Did the absence of meat from my diet cause me to get sick? I really don't think so. I feel it was a combination of poor diet, not knowing my family history and putting too much faith into what conventional doctors were telling me. I feel that if I ate a more balanced diet and had a doctor that was knowledgeable about vegetarianism, I wouldn't have been as sick.

Also, I wasn't alone in my struggles. While I was sick, Devin came across this blog post by a vegan woman facing a health crisis. It gave me the motivation to keep fighting for my health and my beliefs. You can read her story here.

What do I want you to get out of this?

If you neglect your diet, you will eventually suffer the consequences. Start educating yourself about food and make healthy eating a priority.

Never ever give up on your health. Never get to the point where you've accepted that you are going to be sick for the rest of your life. Fight for your health. See your doctor. If you are not happy with him or you are not seeing results, get a second opinion or explore your options. Specialists, psychologists, naturopathic doctors, homeopaths, massage therapists, nutritionists, acupuncturists, dietitians and personal trainers can help with the healing process.
Know your family medical history and do what you can to prevent those illnesses. I know that heart disease runs in my family so eating a plant-based diet and exercising is going to significantly reduce my risk. If I had known about B-12, I would have started supplementing sooner.
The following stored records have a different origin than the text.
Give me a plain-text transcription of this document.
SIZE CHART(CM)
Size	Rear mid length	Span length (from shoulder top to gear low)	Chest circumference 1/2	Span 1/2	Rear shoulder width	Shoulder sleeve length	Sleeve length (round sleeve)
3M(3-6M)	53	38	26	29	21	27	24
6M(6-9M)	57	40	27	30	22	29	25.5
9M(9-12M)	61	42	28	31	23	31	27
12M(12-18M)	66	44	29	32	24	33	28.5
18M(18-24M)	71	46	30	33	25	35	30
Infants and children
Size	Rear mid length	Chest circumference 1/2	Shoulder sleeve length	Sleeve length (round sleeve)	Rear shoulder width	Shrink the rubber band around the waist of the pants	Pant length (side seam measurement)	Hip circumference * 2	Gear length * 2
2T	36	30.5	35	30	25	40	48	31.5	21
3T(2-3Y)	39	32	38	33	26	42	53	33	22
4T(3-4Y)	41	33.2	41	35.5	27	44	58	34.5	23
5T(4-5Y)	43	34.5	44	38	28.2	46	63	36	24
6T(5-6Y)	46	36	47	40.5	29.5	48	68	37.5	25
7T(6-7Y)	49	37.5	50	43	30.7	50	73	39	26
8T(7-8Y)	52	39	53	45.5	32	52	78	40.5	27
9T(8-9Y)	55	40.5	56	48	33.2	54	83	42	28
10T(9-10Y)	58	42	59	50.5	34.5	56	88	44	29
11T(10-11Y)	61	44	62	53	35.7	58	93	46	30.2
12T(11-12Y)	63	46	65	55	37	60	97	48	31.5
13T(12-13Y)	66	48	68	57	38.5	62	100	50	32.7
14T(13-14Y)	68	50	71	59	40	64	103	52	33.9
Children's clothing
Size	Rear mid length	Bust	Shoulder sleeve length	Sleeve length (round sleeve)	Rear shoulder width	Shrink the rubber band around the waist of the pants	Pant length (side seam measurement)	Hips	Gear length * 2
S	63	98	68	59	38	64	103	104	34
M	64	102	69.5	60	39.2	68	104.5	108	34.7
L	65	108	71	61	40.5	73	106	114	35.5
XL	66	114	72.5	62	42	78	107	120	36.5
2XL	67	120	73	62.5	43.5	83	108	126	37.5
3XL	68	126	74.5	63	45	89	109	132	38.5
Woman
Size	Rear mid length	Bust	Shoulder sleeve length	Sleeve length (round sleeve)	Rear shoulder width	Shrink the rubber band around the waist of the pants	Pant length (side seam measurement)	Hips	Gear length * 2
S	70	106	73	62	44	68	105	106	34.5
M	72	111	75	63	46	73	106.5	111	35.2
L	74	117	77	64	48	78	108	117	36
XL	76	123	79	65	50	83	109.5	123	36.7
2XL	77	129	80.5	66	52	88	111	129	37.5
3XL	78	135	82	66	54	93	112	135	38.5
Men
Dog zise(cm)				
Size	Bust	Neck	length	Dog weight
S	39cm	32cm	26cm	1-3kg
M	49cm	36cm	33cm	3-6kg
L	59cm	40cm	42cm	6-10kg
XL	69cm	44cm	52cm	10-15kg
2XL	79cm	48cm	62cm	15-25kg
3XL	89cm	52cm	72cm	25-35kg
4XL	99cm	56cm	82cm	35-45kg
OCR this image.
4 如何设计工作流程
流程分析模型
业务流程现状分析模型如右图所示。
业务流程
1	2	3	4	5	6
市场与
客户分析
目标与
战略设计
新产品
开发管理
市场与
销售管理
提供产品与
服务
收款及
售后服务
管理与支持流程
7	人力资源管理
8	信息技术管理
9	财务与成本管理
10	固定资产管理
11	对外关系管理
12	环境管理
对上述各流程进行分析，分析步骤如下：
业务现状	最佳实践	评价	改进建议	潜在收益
If you get bloodwork or other tests done, ask your doctor for a copy of the results. I grew up thinking that my doctor will call me if any of my bloodwork numbers are wonky, but it turns out he will only contact me if my results are critically high or critically low. Some people can experience symptoms when results are low-normal or high-normal. It's also a great thing to have on hand in case you decide to see someone like a naturopathic doctor. They don't have access to your records and cannot request tests and receive the results.